令和6年8月の作業環境測定士試験 労働衛生関係法令 問14は、有機溶剤等の区分に関する問題です。5つの記述のうち、法令上、誤っているものを1つ選びます。
この問題は、複数の有機溶剤を混ぜた製剤が「第何種の有機溶剤等」になるかの判定を中心に問うものです。
判定は、製剤に含まれる第1種・第2種それぞれの有機溶剤の含有量が、重量で何パーセントを超えるかで決まります。
引っかけの核心は、第1種有機溶剤等と判定する閾値を「重量の5%を超える」ではなく低い数字にすり替えるところにあります。
※ 問題文そのものは、公益財団法人 安全衛生技術試験協会が公表している試験問題で確認できます。
正解:選択肢2(誤っている記述)
| 選択肢 | 正誤 | 解説 |
|---|---|---|
| 1 | ○(正しい) | 第1種有機溶剤等を重量の10%含む混合物を第1種有機溶剤等とするのは正しい。第1種が5%を超えている。 |
| 2 | ×(誤り) | 第1種が重量の4%(5%以下)なのに第1種有機溶剤等とするのが誤り。4%では第1種有機溶剤等にならない。 |
| 3 | ○(正しい) | 第1種4%・第2種2%の混合物を第2種有機溶剤等とするのは正しい。第1種も第2種も5%を超えていない。 |
| 4 | ○(正しい) | 二硫化炭素を第1種有機溶剤等とするのは正しい。 |
| 5 | ○(正しい) | クレゾールを第2種有機溶剤等とするのは正しい。 |
有機溶剤を混ぜた製剤が第何種の有機溶剤等になるかは、含まれる有機溶剤の重量パーセントで決まります。
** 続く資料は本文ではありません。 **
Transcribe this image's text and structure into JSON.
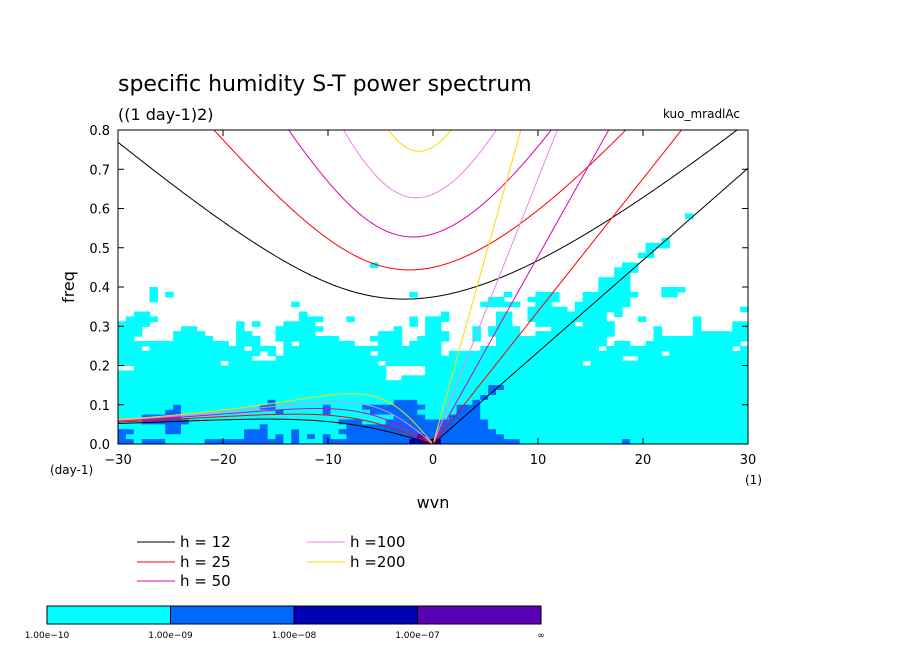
{
  "chart_data": {
    "type": "heatmap",
    "title": "specific humidity S-T power spectrum",
    "subtitle": "((1 day-1)2)",
    "run_label": "kuo_mradlAc",
    "xlabel": "wvn",
    "ylabel": "freq",
    "x_unit": "(1)",
    "y_unit": "(day-1)",
    "xlim": [
      -30,
      30
    ],
    "ylim": [
      0,
      0.8
    ],
    "x_ticks": [
      -30,
      -20,
      -10,
      0,
      10,
      20,
      30
    ],
    "x_tick_labels": [
      "−30",
      "−20",
      "−10",
      "0",
      "10",
      "20",
      "30"
    ],
    "y_ticks": [
      0.0,
      0.1,
      0.2,
      0.3,
      0.4,
      0.5,
      0.6,
      0.7,
      0.8
    ],
    "y_tick_labels": [
      "0.0",
      "0.1",
      "0.2",
      "0.3",
      "0.4",
      "0.5",
      "0.6",
      "0.7",
      "0.8"
    ],
    "contour_levels": [
      {
        "label": "1.00e−10",
        "color": "#00ffff"
      },
      {
        "label": "1.00e−09",
        "color": "#0068ff"
      },
      {
        "label": "1.00e−08",
        "color": "#0000b4"
      },
      {
        "label": "1.00e−07",
        "color": "#5a00b4"
      },
      {
        "label": "∞",
        "color": ""
      }
    ],
    "dispersion_curves": [
      {
        "name": "h = 12",
        "h": 12,
        "color": "#000000"
      },
      {
        "name": "h = 25",
        "h": 25,
        "color": "#ff0000"
      },
      {
        "name": "h = 50",
        "h": 50,
        "color": "#e600aa"
      },
      {
        "name": "h =100",
        "h": 100,
        "color": "#ee82ee"
      },
      {
        "name": "h =200",
        "h": 200,
        "color": "#ffd700"
      }
    ]
  }
}
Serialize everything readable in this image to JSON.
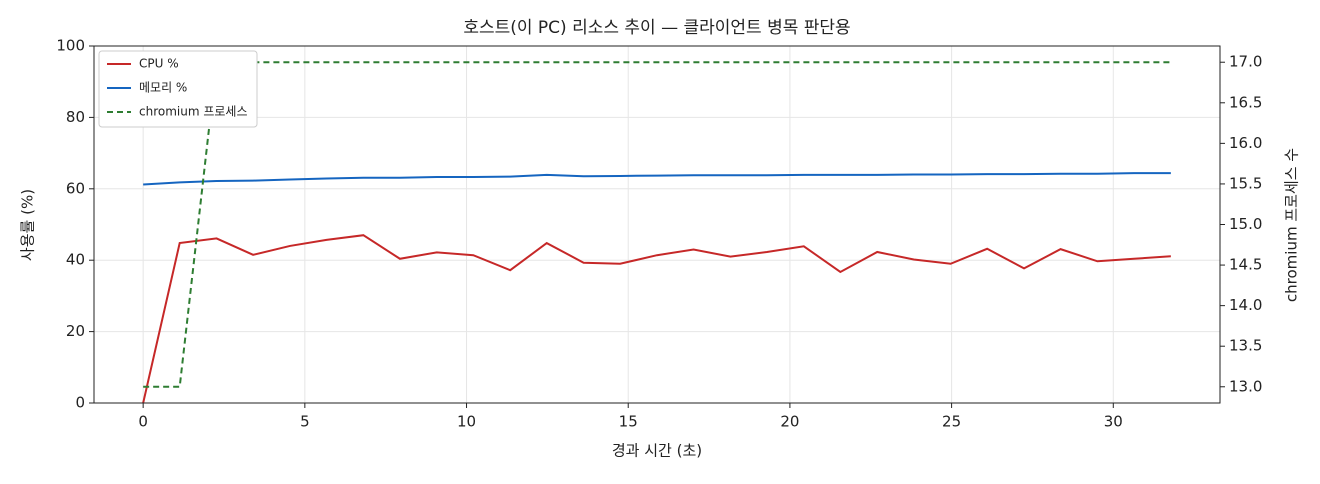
{
  "chart_data": {
    "type": "line",
    "title": "호스트(이 PC) 리소스 추이 — 클라이언트 병목 판단용",
    "xlabel": "경과 시간 (초)",
    "ylabel": "사용률 (%)",
    "y2label": "chromium 프로세스 수",
    "x": [
      0,
      1.13,
      2.27,
      3.4,
      4.54,
      5.67,
      6.81,
      7.94,
      9.08,
      10.21,
      11.35,
      12.48,
      13.62,
      14.75,
      15.89,
      17.02,
      18.16,
      19.29,
      20.43,
      21.56,
      22.7,
      23.83,
      24.97,
      26.1,
      27.24,
      28.37,
      29.51,
      30.64,
      31.78
    ],
    "series": [
      {
        "name": "CPU %",
        "color": "#c62828",
        "values": [
          0,
          44.8,
          46.1,
          41.5,
          44,
          45.7,
          47,
          40.4,
          42.2,
          41.4,
          37.2,
          44.8,
          39.3,
          39,
          41.4,
          43,
          41,
          42.3,
          43.9,
          36.7,
          42.3,
          40.2,
          39,
          43.2,
          37.7,
          43.1,
          39.7,
          40.4,
          41.1
        ]
      },
      {
        "name": "메모리 %",
        "color": "#1565c0",
        "values": [
          61.2,
          61.8,
          62.2,
          62.3,
          62.6,
          62.9,
          63.1,
          63.1,
          63.3,
          63.3,
          63.4,
          63.9,
          63.5,
          63.6,
          63.7,
          63.8,
          63.8,
          63.8,
          63.9,
          63.9,
          63.9,
          64,
          64,
          64.1,
          64.1,
          64.2,
          64.2,
          64.4,
          64.4
        ]
      },
      {
        "name": "chromium 프로세스",
        "color": "#2e7d32",
        "dashed": true,
        "axis": "y2",
        "values": [
          13,
          13,
          17,
          17,
          17,
          17,
          17,
          17,
          17,
          17,
          17,
          17,
          17,
          17,
          17,
          17,
          17,
          17,
          17,
          17,
          17,
          17,
          17,
          17,
          17,
          17,
          17,
          17,
          17
        ]
      }
    ],
    "xlim": [
      -1.52,
      33.3
    ],
    "xticks": [
      0,
      5,
      10,
      15,
      20,
      25,
      30
    ],
    "ylim": [
      0,
      100
    ],
    "yticks": [
      0,
      20,
      40,
      60,
      80,
      100
    ],
    "y2lim": [
      12.8,
      17.2
    ],
    "y2ticks": [
      {
        "value": 13,
        "label": "13.0"
      },
      {
        "value": 13.5,
        "label": "13.5"
      },
      {
        "value": 14,
        "label": "14.0"
      },
      {
        "value": 14.5,
        "label": "14.5"
      },
      {
        "value": 15,
        "label": "15.0"
      },
      {
        "value": 15.5,
        "label": "15.5"
      },
      {
        "value": 16,
        "label": "16.0"
      },
      {
        "value": 16.5,
        "label": "16.5"
      },
      {
        "value": 17,
        "label": "17.0"
      }
    ],
    "grid": true,
    "legend": "upper-left"
  }
}
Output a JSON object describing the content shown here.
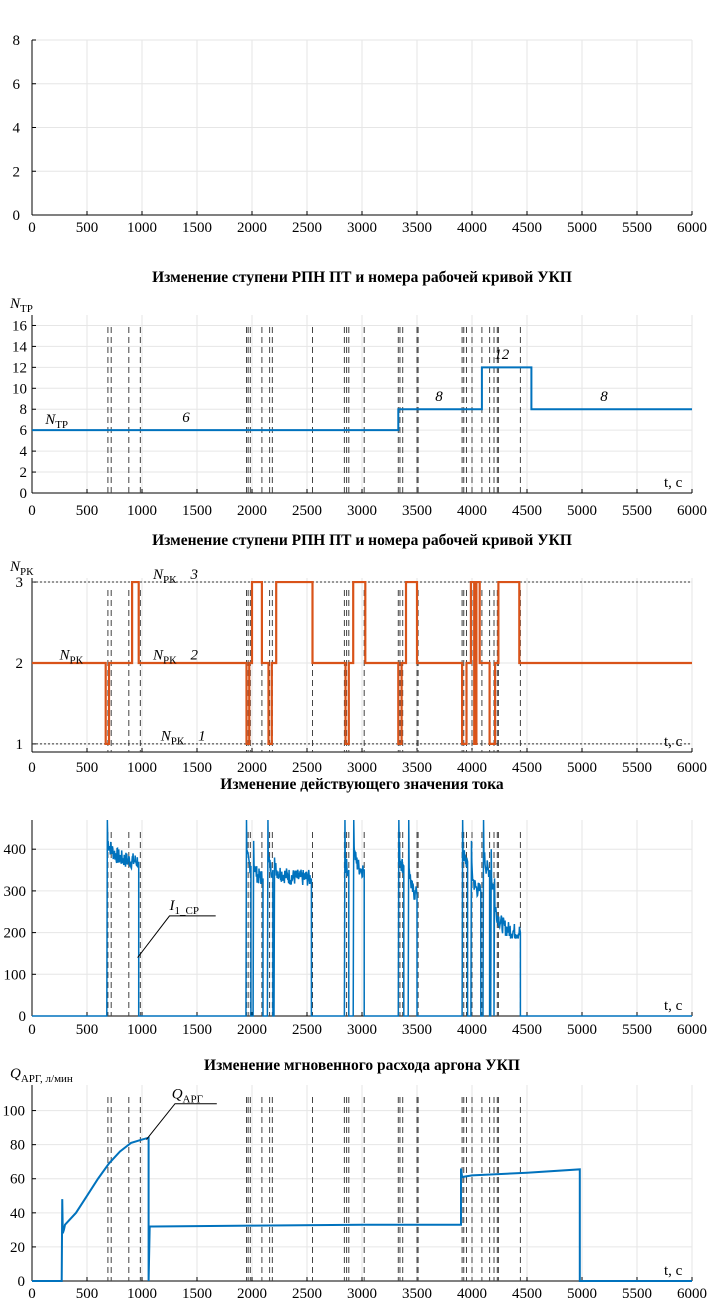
{
  "vertical_lines": [
    690,
    720,
    880,
    985,
    1950,
    1965,
    1985,
    2090,
    2160,
    2185,
    2550,
    2840,
    2860,
    2880,
    3020,
    3330,
    3345,
    3370,
    3500,
    3510,
    3910,
    3925,
    3950,
    4000,
    4090,
    4160,
    4200,
    4230,
    4240,
    4440
  ],
  "chart_data": [
    {
      "id": "p0",
      "type": "line",
      "title": "",
      "xlabel": "",
      "ylabel": "",
      "xlim": [
        0,
        6000
      ],
      "ylim": [
        0,
        8
      ],
      "xticks": [
        0,
        500,
        1000,
        1500,
        2000,
        2500,
        3000,
        3500,
        4000,
        4500,
        5000,
        5500,
        6000
      ],
      "yticks": [
        0,
        2,
        4,
        6,
        8
      ],
      "series": []
    },
    {
      "id": "p1",
      "type": "line",
      "title": "Изменение ступени РПН ПТ и номера рабочей кривой УКП",
      "ylabel_main": "N",
      "ylabel_sub": "ТР",
      "xlabel": "t, c",
      "xlim": [
        0,
        6000
      ],
      "ylim": [
        0,
        17
      ],
      "xticks": [
        0,
        500,
        1000,
        1500,
        2000,
        2500,
        3000,
        3500,
        4000,
        4500,
        5000,
        5500,
        6000
      ],
      "yticks": [
        0,
        2,
        4,
        6,
        8,
        10,
        12,
        14,
        16
      ],
      "series": [
        {
          "name": "N_ТР",
          "color": "#0072bd",
          "x": [
            0,
            3330,
            3330,
            4090,
            4090,
            4540,
            4540,
            6000
          ],
          "y": [
            6,
            6,
            8,
            8,
            12,
            12,
            8,
            8
          ]
        }
      ],
      "annotations": [
        {
          "text": "6",
          "x": 1400,
          "y": 6.8
        },
        {
          "text": "8",
          "x": 3700,
          "y": 8.8
        },
        {
          "text": "12",
          "x": 4270,
          "y": 12.8
        },
        {
          "text": "8",
          "x": 5200,
          "y": 8.8
        }
      ],
      "legend_main": "N",
      "legend_sub": "ТР"
    },
    {
      "id": "p2",
      "type": "line",
      "title": "Изменение ступени РПН ПТ и номера рабочей кривой УКП",
      "ylabel_main": "N",
      "ylabel_sub": "РК",
      "xlabel": "t, c",
      "xlim": [
        0,
        6000
      ],
      "ylim": [
        0.9,
        3.05
      ],
      "xticks": [
        0,
        500,
        1000,
        1500,
        2000,
        2500,
        3000,
        3500,
        4000,
        4500,
        5000,
        5500,
        6000
      ],
      "yticks": [
        1,
        2,
        3
      ],
      "reference_levels": [
        1,
        3
      ],
      "series": [
        {
          "name": "N_РК",
          "color": "#d95319",
          "x": [
            0,
            670,
            670,
            700,
            700,
            910,
            910,
            970,
            970,
            1950,
            1950,
            1975,
            1975,
            2000,
            2000,
            2090,
            2090,
            2150,
            2150,
            2180,
            2180,
            2220,
            2220,
            2550,
            2550,
            2850,
            2850,
            2880,
            2880,
            2920,
            2920,
            3030,
            3030,
            3330,
            3330,
            3360,
            3360,
            3400,
            3400,
            3500,
            3500,
            3910,
            3910,
            3950,
            3950,
            3990,
            3990,
            4020,
            4020,
            4040,
            4040,
            4070,
            4070,
            4160,
            4160,
            4210,
            4210,
            4240,
            4240,
            4430,
            4430,
            6000
          ],
          "y": [
            2,
            2,
            1,
            1,
            2,
            2,
            3,
            3,
            2,
            2,
            1,
            1,
            2,
            2,
            3,
            3,
            2,
            2,
            1,
            1,
            2,
            2,
            3,
            3,
            2,
            2,
            1,
            1,
            2,
            2,
            3,
            3,
            2,
            2,
            1,
            1,
            2,
            2,
            3,
            3,
            2,
            2,
            1,
            1,
            2,
            2,
            3,
            3,
            1,
            1,
            3,
            3,
            2,
            2,
            1,
            1,
            2,
            2,
            3,
            3,
            2,
            2
          ]
        }
      ],
      "level_labels": [
        {
          "main": "N",
          "sub": "РК",
          "num": "3",
          "x": 1100,
          "y": 3.04
        },
        {
          "main": "N",
          "sub": "РК",
          "num": "2",
          "x": 1100,
          "y": 2.04
        },
        {
          "main": "N",
          "sub": "РК",
          "num": "",
          "x": 250,
          "y": 2.04
        },
        {
          "main": "N",
          "sub": "РК",
          "num": "1",
          "x": 1170,
          "y": 1.04
        }
      ]
    },
    {
      "id": "p3",
      "type": "line",
      "title": "Изменение действующего значения тока",
      "ylabel": "",
      "xlabel": "t, c",
      "xlim": [
        0,
        6000
      ],
      "ylim": [
        0,
        470
      ],
      "xticks": [
        0,
        500,
        1000,
        1500,
        2000,
        2500,
        3000,
        3500,
        4000,
        4500,
        5000,
        5500,
        6000
      ],
      "yticks": [
        0,
        100,
        200,
        300,
        400
      ],
      "pulses": [
        {
          "start": 680,
          "end": 970,
          "peak": 470,
          "plateau": 370
        },
        {
          "start": 1945,
          "end": 1990,
          "peak": 470,
          "plateau": 360
        },
        {
          "start": 2010,
          "end": 2100,
          "peak": 420,
          "plateau": 330
        },
        {
          "start": 2140,
          "end": 2190,
          "peak": 470,
          "plateau": 350
        },
        {
          "start": 2200,
          "end": 2540,
          "peak": 380,
          "plateau": 330
        },
        {
          "start": 2840,
          "end": 2880,
          "peak": 470,
          "plateau": 350
        },
        {
          "start": 2920,
          "end": 3020,
          "peak": 470,
          "plateau": 350
        },
        {
          "start": 3330,
          "end": 3380,
          "peak": 470,
          "plateau": 360
        },
        {
          "start": 3420,
          "end": 3500,
          "peak": 470,
          "plateau": 290
        },
        {
          "start": 3910,
          "end": 3960,
          "peak": 470,
          "plateau": 370
        },
        {
          "start": 3990,
          "end": 4080,
          "peak": 420,
          "plateau": 300
        },
        {
          "start": 4100,
          "end": 4160,
          "peak": 470,
          "plateau": 350
        },
        {
          "start": 4170,
          "end": 4200,
          "peak": 400,
          "plateau": 310
        },
        {
          "start": 4200,
          "end": 4440,
          "peak": 330,
          "plateau": 200
        }
      ],
      "series_name_main": "I",
      "series_name_sub": "1_СР",
      "color": "#0072bd"
    },
    {
      "id": "p4",
      "type": "line",
      "title": "Изменение мгновенного расхода аргона УКП",
      "ylabel_main": "Q",
      "ylabel_sub": "АРГ, л/мин",
      "xlabel": "t, c",
      "xlim": [
        0,
        6000
      ],
      "ylim": [
        0,
        115
      ],
      "xticks": [
        0,
        500,
        1000,
        1500,
        2000,
        2500,
        3000,
        3500,
        4000,
        4500,
        5000,
        5500,
        6000
      ],
      "yticks": [
        0,
        20,
        40,
        60,
        80,
        100
      ],
      "series": [
        {
          "name": "Q_АРГ",
          "color": "#0072bd",
          "x": [
            0,
            270,
            275,
            280,
            290,
            300,
            400,
            500,
            600,
            700,
            800,
            900,
            1000,
            1060,
            1060,
            1070,
            1100,
            2000,
            3000,
            3900,
            3900,
            3910,
            4000,
            4500,
            4980,
            4980,
            6000
          ],
          "y": [
            0,
            0,
            48,
            28,
            30,
            33,
            40,
            50,
            60,
            69,
            76,
            81,
            83,
            84,
            0,
            32,
            32,
            32.5,
            33,
            33,
            66,
            61,
            62,
            63.5,
            65.5,
            0,
            0
          ]
        }
      ],
      "legend_main": "Q",
      "legend_sub": "АРГ"
    }
  ]
}
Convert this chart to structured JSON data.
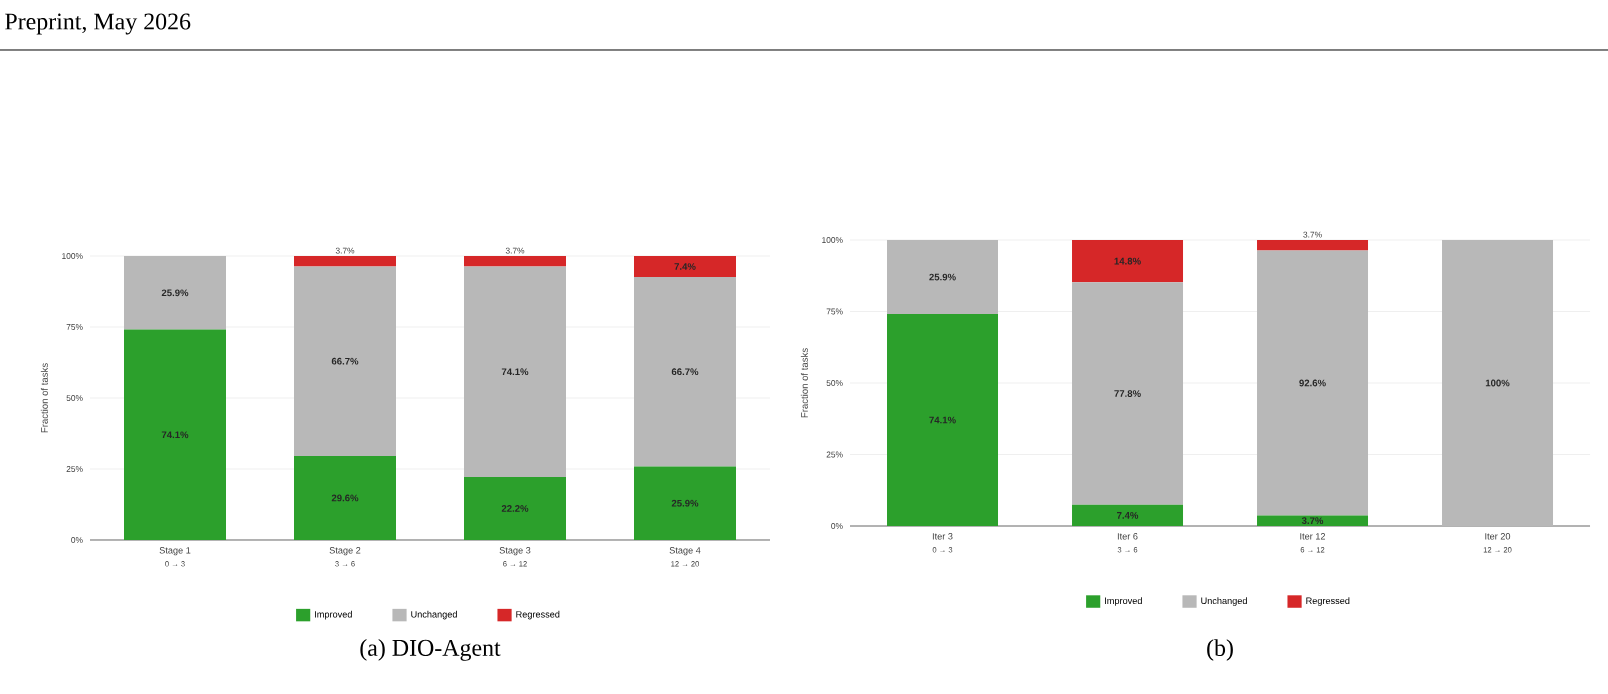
{
  "chart_data": [
    {
      "type": "bar",
      "title": "(a) DIO-Agent",
      "ylabel": "Fraction of tasks",
      "stacked": true,
      "legend": "bottom",
      "grid": "y",
      "categories": [
        "Stage 1",
        "Stage 2",
        "Stage 3",
        "Stage 4"
      ],
      "annotations": [
        "0 → 3",
        "3 → 6",
        "6 → 12",
        "12 → 20",
        "Preprint, May 2026"
      ],
      "ylim": [
        0,
        100
      ],
      "yticks": [
        {
          "value": 0,
          "label": "0%"
        },
        {
          "value": 25,
          "label": "25%"
        },
        {
          "value": 50,
          "label": "50%"
        },
        {
          "value": 75,
          "label": "75%"
        },
        {
          "value": 100,
          "label": "100%"
        }
      ],
      "series": [
        {
          "name": "Improved",
          "color": "#2ca02c",
          "values": [
            74.1,
            29.6,
            22.2,
            25.9
          ],
          "value_labels": [
            "74.1%",
            "29.6%",
            "22.2%",
            "25.9%"
          ]
        },
        {
          "name": "Unchanged",
          "color": "#b8b8b8",
          "values": [
            25.9,
            66.7,
            74.1,
            66.7
          ],
          "value_labels": [
            "25.9%",
            "66.7%",
            "74.1%",
            "66.7%"
          ]
        },
        {
          "name": "Regressed",
          "color": "#d62728",
          "values": [
            0,
            3.7,
            3.7,
            7.4
          ],
          "value_labels": [
            null,
            "3.7%",
            "3.7%",
            "7.4%"
          ]
        }
      ]
    },
    {
      "type": "bar",
      "title": "(b)",
      "ylabel": "Fraction of tasks",
      "stacked": true,
      "legend": "bottom",
      "grid": "y",
      "categories": [
        "Iter 3",
        "Iter 6",
        "Iter 12",
        "Iter 20"
      ],
      "annotations": [
        "0 → 3",
        "3 → 6",
        "6 → 12",
        "12 → 20"
      ],
      "ylim": [
        0,
        100
      ],
      "yticks": [
        {
          "value": 0,
          "label": "0%"
        },
        {
          "value": 25,
          "label": "25%"
        },
        {
          "value": 50,
          "label": "50%"
        },
        {
          "value": 75,
          "label": "75%"
        },
        {
          "value": 100,
          "label": "100%"
        }
      ],
      "series": [
        {
          "name": "Improved",
          "color": "#2ca02c",
          "values": [
            74.1,
            7.4,
            3.7,
            0
          ],
          "value_labels": [
            "74.1%",
            "7.4%",
            "3.7%",
            null
          ]
        },
        {
          "name": "Unchanged",
          "color": "#b8b8b8",
          "values": [
            25.9,
            77.8,
            92.6,
            100
          ],
          "value_labels": [
            "25.9%",
            "77.8%",
            "92.6%",
            "100%"
          ]
        },
        {
          "name": "Regressed",
          "color": "#d62728",
          "values": [
            0,
            14.8,
            3.7,
            0
          ],
          "value_labels": [
            null,
            "14.8%",
            "3.7%",
            null
          ]
        }
      ]
    }
  ]
}
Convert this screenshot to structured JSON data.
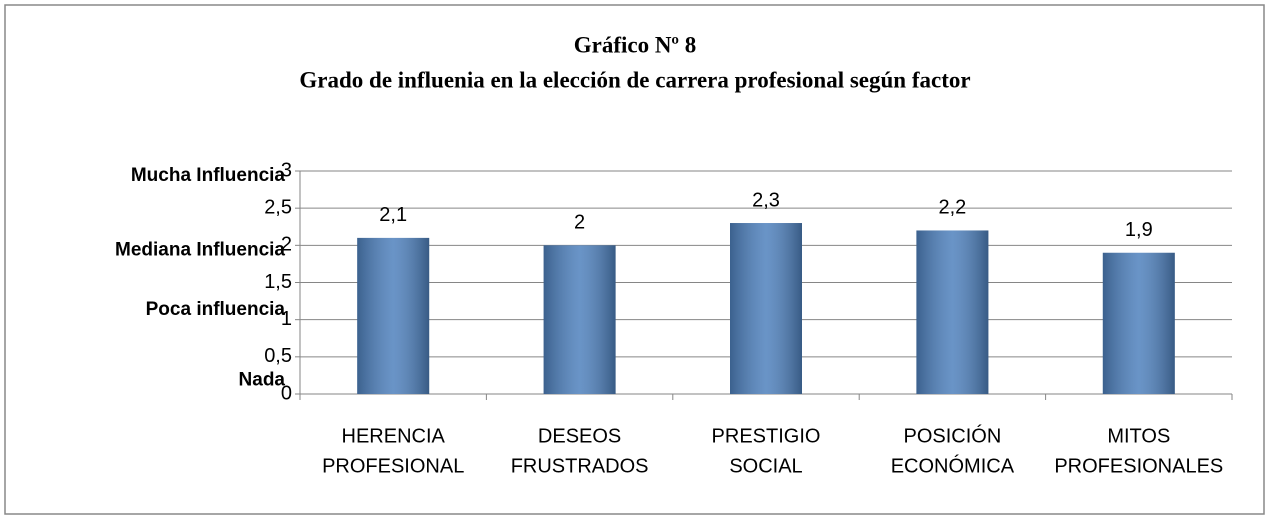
{
  "chart_data": {
    "type": "bar",
    "title": [
      "Gráfico Nº 8",
      "Grado de influenia en la elección de carrera profesional según factor"
    ],
    "categories": [
      [
        "HERENCIA",
        "PROFESIONAL"
      ],
      [
        "DESEOS",
        "FRUSTRADOS"
      ],
      [
        "PRESTIGIO",
        "SOCIAL"
      ],
      [
        "POSICIÓN",
        "ECONÓMICA"
      ],
      [
        "MITOS",
        "PROFESIONALES"
      ]
    ],
    "values": [
      2.1,
      2,
      2.3,
      2.2,
      1.9
    ],
    "value_labels": [
      "2,1",
      "2",
      "2,3",
      "2,2",
      "1,9"
    ],
    "color": "#4f81bd",
    "ylim": [
      0,
      3
    ],
    "yticks": [
      0,
      {
        "value": 0.5,
        "label": "0,5"
      },
      1,
      {
        "value": 1.5,
        "label": "1,5"
      },
      2,
      {
        "value": 2.5,
        "label": "2,5"
      },
      3
    ],
    "y_category_labels": [
      {
        "value": 3,
        "label": "Mucha Influencia"
      },
      {
        "value": 2,
        "label": "Mediana Influencia"
      },
      {
        "value": 1.2,
        "label": "Poca influencia"
      },
      {
        "value": 0.25,
        "label": "Nada"
      }
    ],
    "grid": true
  }
}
第1種有機溶剤等と判定されるのは、第1種有機溶剤の含有量が重量の5%を超える場合です。
第1種が5%を超えなければ、次に第1種と第2種の合計が5%を超えるかどうかで第2種有機溶剤等かを判定し、それも超えなければ第3種有機溶剤等となります。
選択肢2は、第1種が重量の4%、第2種が6%、第3種が90%という製剤です。第1種は4%で、5%を超えていません。したがってこの製剤は第1種有機溶剤等にはなりません。
第1種と第2種の合計が4+6=10%で5%を超えるため、判定としては第2種有機溶剤等になります。
それを「第1種有機溶剤等である」と、閾値の5%を4%にすり替えて第1種扱いにしているのが誤りです。
第1種は10%を含む選択肢1のように、5%を超えてはじめて第1種有機溶剤等になります。閾値は5%であって、4%ではない、という一点に集約されます。
問題:第1種有機溶剤を重量の4%、第2種有機溶剤を6%、第3種有機溶剤を90%含む製剤は、第1種有機溶剤等になるか。
なりません。第1種有機溶剤等になるのは第1種の含有量が重量の5%を超える場合で、4%は超えていません。この製剤は、第1種と第2種の合計が10%で5%を超えるため、第2種有機溶剤等として扱われます。
問題:有機溶剤等の区分で、第1種と第2種を分ける含有量の閾値は重量の何パーセントか。
重量の5%です。第1種有機溶剤の含有量が5%を超えれば第1種有機溶剤等、5%以下でも第1種と第2種の合計が5%を超えれば第2種有機溶剤等、いずれも超えなければ第3種有機溶剤等となります。